Jaeson Schultz - DEFCON 21 - Examining the Bitsquatting Attack Surface
Jaeson presented some excellent ways to exploit bitsquatting that I did not think of -- such as using bitsquats in URL delimeters to target otherwise unexploitable domains. As an example taken from the paper, ecampus.phoenix.edu can become ecampus.ph/enix.edu/.
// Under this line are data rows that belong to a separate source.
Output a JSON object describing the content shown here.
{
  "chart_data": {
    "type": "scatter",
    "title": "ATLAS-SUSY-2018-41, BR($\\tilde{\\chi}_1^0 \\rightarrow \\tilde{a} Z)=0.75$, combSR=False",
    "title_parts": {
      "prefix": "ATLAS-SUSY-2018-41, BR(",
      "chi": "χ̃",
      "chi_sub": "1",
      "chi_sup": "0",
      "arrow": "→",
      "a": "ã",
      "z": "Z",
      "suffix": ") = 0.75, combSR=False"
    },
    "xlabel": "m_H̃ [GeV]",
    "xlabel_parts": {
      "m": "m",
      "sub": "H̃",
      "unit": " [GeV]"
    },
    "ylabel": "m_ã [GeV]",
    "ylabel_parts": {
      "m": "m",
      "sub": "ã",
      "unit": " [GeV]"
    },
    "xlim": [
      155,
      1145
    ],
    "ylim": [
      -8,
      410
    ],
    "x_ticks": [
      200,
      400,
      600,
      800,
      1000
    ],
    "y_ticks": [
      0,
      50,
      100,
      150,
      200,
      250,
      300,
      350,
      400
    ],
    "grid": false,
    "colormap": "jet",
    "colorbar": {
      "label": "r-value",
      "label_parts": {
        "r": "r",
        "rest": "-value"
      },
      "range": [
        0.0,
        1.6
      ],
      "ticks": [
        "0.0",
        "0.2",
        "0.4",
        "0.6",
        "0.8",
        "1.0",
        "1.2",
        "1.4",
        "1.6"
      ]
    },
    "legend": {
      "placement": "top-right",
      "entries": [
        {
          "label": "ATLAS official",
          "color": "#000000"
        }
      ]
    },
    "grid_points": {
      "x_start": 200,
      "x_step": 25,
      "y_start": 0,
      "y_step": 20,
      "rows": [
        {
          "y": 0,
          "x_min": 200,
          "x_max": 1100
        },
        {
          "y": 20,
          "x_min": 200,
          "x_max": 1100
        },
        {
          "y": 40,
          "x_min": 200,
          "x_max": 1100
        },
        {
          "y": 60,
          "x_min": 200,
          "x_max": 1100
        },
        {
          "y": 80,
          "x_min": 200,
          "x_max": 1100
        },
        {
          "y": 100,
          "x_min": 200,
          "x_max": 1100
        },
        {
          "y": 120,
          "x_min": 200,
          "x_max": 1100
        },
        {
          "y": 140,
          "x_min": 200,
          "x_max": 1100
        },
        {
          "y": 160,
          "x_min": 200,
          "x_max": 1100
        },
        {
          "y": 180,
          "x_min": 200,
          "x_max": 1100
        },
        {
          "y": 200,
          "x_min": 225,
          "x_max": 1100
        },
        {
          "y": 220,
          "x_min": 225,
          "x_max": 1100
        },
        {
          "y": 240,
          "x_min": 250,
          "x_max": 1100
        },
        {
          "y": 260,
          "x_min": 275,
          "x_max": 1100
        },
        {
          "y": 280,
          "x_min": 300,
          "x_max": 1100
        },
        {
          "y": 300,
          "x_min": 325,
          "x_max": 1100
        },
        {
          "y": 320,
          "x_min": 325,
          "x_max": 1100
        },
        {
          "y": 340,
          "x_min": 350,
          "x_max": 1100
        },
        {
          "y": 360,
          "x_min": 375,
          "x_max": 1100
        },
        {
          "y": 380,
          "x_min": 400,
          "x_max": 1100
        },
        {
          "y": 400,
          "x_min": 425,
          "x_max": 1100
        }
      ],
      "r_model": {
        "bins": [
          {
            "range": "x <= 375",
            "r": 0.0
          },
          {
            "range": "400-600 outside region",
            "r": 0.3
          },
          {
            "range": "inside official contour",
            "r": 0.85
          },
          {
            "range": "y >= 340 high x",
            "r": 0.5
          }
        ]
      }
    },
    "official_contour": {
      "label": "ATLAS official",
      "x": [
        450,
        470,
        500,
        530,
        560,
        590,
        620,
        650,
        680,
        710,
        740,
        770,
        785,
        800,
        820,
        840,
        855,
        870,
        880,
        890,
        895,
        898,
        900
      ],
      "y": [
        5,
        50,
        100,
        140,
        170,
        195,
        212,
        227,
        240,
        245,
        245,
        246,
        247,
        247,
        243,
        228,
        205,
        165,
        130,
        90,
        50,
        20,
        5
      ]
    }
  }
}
Additionally Jaeson presents a great mitigation that can be implemented at the local level -- Response Policy Zones. From the paper:
An RPZ is a local zone file which allows the DNS resolver to respond to specific DNS requests by saying that the domain name does not exist (NXDOMAIN), or redirecting the user
to a walled garden, or other possibilities. To mitigate the effects of single bit errors for users of a DNS resolver the resolver administrator can create a Response Policy Zone that protects against bitsquats of frequently resolved, or internal-only domain names.  
 

Robert Stucke - DEFCON 21 - DNS Has Been Found To Be Hazardous To Your Health
Robert demonstrated some new vectors for bitsquatting, such as web applications and hosted email providers. Speifically, he bitsquatted gstatic.com (a site that serves static content for Google properties). Not only was he able to return arbitrary content to people using Google's search services, he could also affect web applications, such as feed readers, that rely on correct resolution of gstatic.com. Robert also bitsquatted psmtp.com, a hosted email provider. This allowed him to potentially receive other people's email.

Nigel Roberts - ICANN 47 - Bitsquatting
Nigel (who runs .gg) presented about bitsquatting to ICANN. Hopefully this will result in more research at the ccTLD level. 

Nick Nikiforakis, et al. - WWW2013 - Bitsquatting: Exploiting Bit-flips for Fun, or Profit?
Nick and his coauthors did a measurement study about the prevalence of bitsquatting and what content appears on bitsquatted domains. They identified several that are used for adverstising, affiliate programs, and malware distribution.  There is also a great graph in the paper where you can see a huge spike in bitsquat domain registration after my Blackhat presentation :).